Learning a New Language
AI is forcing organizations to learn a new language—and it’s crucial that this becomes a single, common language understood by both business and technology stakeholders, not separate dialects that breed misunderstanding.
Terms like “agent,” “autonomous,” “learning,” and “hallucination” require precise, shared definitions. When IT describes an AI system as “autonomous,” they typically mean it operates without manual intervention within predefined parameters. When business leaders hear “autonomous,” they often envision systems that can make independent strategic decisions—a fundamental misalignment that leads to mid-project conflicts.
Organizations succeeding with AI invest heavily in shared vocabulary development, creating glossaries that define terms from both technical and business perspectives, then training all stakeholders in these definitions before projects begin.
Key Recommendations
Based on enterprise experiences and current failure rate data, organizations should:
- Establish hybrid teams before starting projects — Don’t wait until problems emerge. Build cross-functional cloud/AI teams with decision authority from day one.
- Invest in business-technology translators — The critical shortage isn’t developers, it’s architects who can bridge business goals and technical reality. Prioritize hiring or developing this capability.
- Validate assumptions continuously — Don’t wait for mid-project crises. Establish checkpoints where business expectations and technical capabilities are explicitly reconciled.
- Quantify pain before proposing solutions — No AI project should begin without documented, measurable business pain and clear success metrics tied to real financial impact.
- Allocate 50-70% of resources to data readiness — Stop treating data preparation as preliminary work. It’s the foundation that determines whether projects succeed or fail.
- Partner strategically for specialized expertise — Internal builds succeed only 33% as often as vendor partnerships for AI projects. Recognize when external expertise accelerates success.

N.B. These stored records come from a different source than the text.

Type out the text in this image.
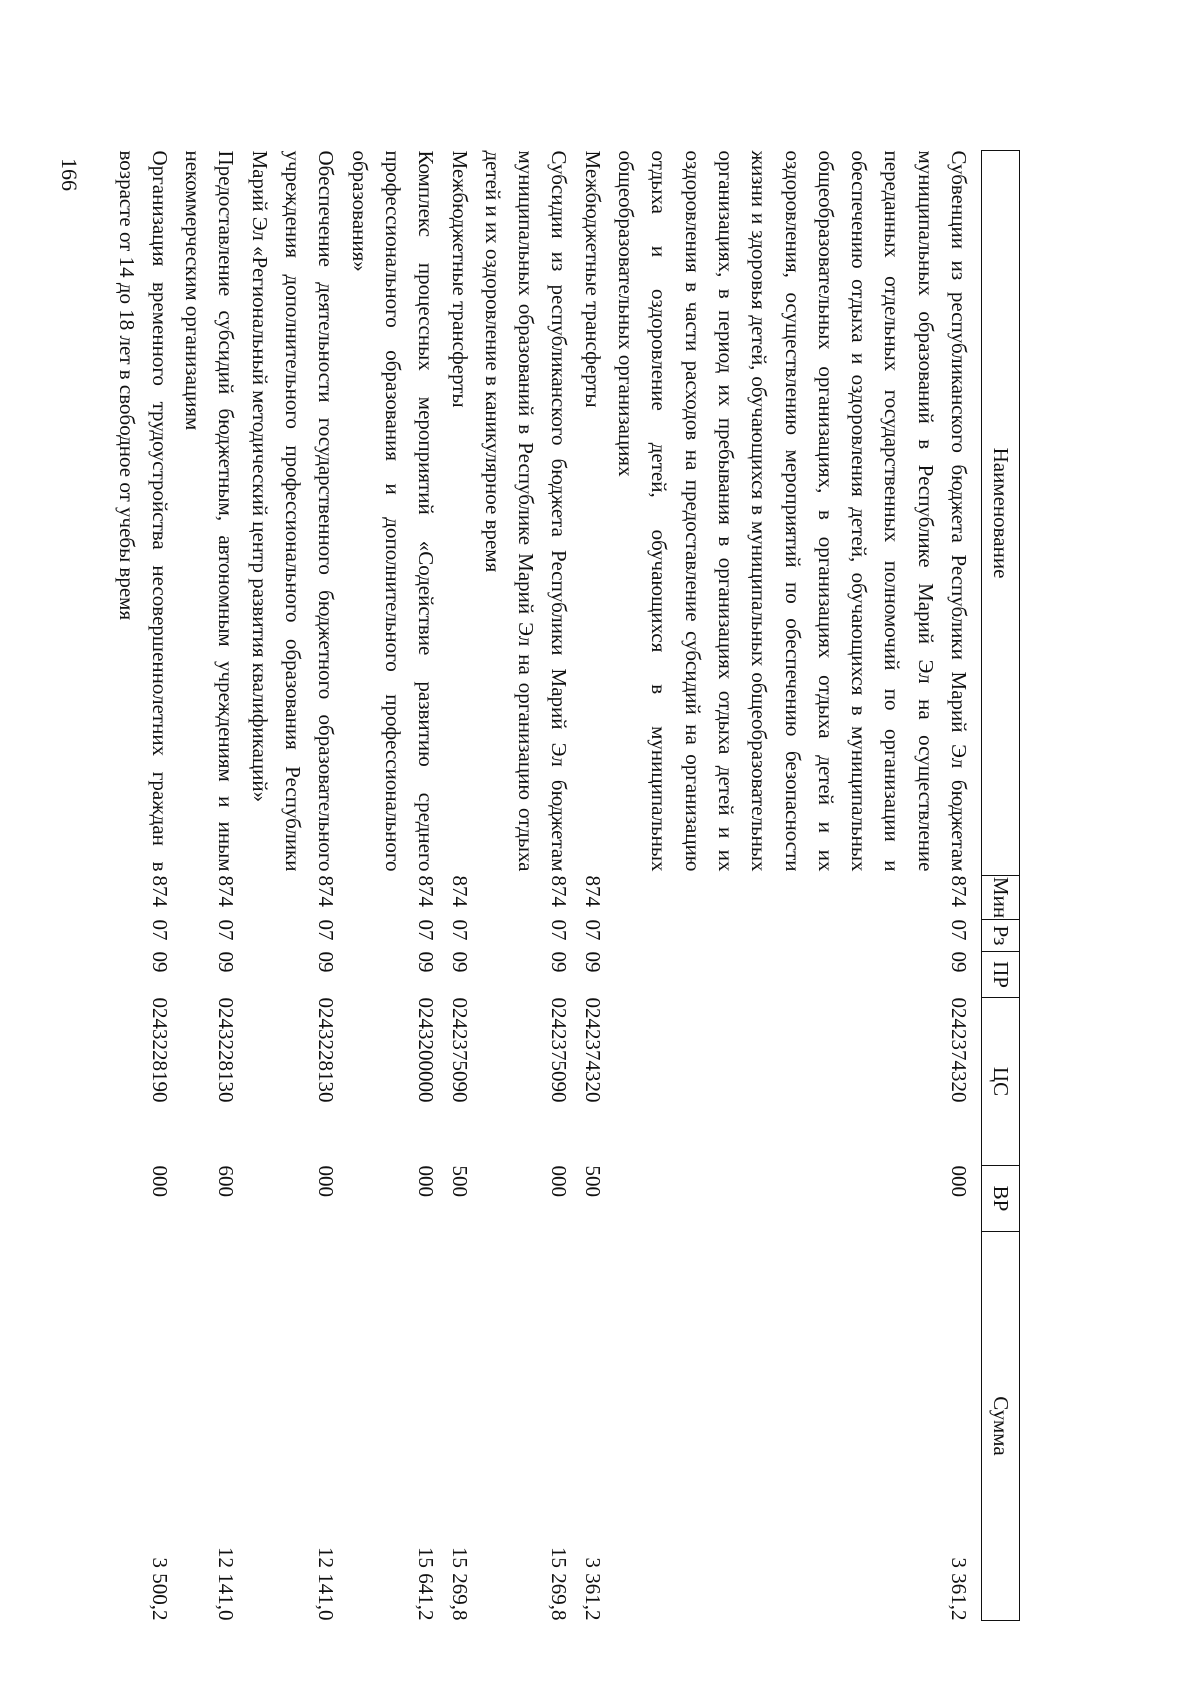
166
Наименование	Мин	Рз	ПР	ЦС	ВР	Сумма
Субвенции из республиканского бюджета Республики Марий Эл бюджетам муниципальных образований в Республике Марий Эл на осуществление переданных отдельных государственных полномочий по организации и обеспечению отдыха и оздоровления детей, обучающихся в муниципальных общеобразовательных организациях, в организациях отдыха детей и их оздоровления, осуществлению мероприятий по обеспечению безопасности жизни и здоровья детей, обучающихся в муниципальных общеобразовательных организациях, в период их пребывания в организациях отдыха детей и их оздоровления в части расходов на предоставление субсидий на организацию отдыха и оздоровление детей, обучающихся в муниципальных общеобразовательных организациях	874	07	09	0242374320	000	3 361,2
Межбюджетные трансферты	874	07	09	0242374320	500	3 361,2
Субсидии из республиканского бюджета Республики Марий Эл бюджетам муниципальных образований в Республике Марий Эл на организацию отдыха детей и их оздоровление в каникулярное время	874	07	09	0242375090	000	15 269,8
Межбюджетные трансферты	874	07	09	0242375090	500	15 269,8
Комплекс процессных мероприятий «Содействие развитию среднего профессионального образования и дополнительного профессионального образования»	874	07	09	0243200000	000	15 641,2
Обеспечение деятельности государственного бюджетного образовательного учреждения дополнительного профессионального образования Республики Марий Эл «Региональный методический центр развития квалификаций»	874	07	09	0243228130	000	12 141,0
Предоставление субсидий бюджетным, автономным учреждениям и иным некоммерческим организациям	874	07	09	0243228130	600	12 141,0
Организация временного трудоустройства несовершеннолетних граждан в возрасте от 14 до 18 лет в свободное от учебы время	874	07	09	0243228190	000	3 500,2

- Create shared vocabulary before technical work begins — Invest in defining key terms from both business and technical perspectives, then train all stakeholders in these definitions.
- Design for transparency, not just automation — Business stakeholders need to understand what AI systems are doing. Build oversight and explainability into initial designs, not as afterthoughts.
Cloud and AI will continue transforming business operations, but success requires more than technical expertise and adequate budgets. It demands a new approach to how organizations conceptualize, plan, and execute technology projects—one that prioritizes shared understanding over technical sophistication and business outcomes over technological impressiveness.
Organizations that master this translation—building teams that genuinely bridge business and technology, starting with documented pain rather than available capabilities, and investing as heavily in data and workflow integration as in models—will find themselves in the successful minority. Those that don’t will continue contributing to failure statistics that should alarm every technology and business leader.
The technology works. The question is whether organizations can create the conditions for it to succeed.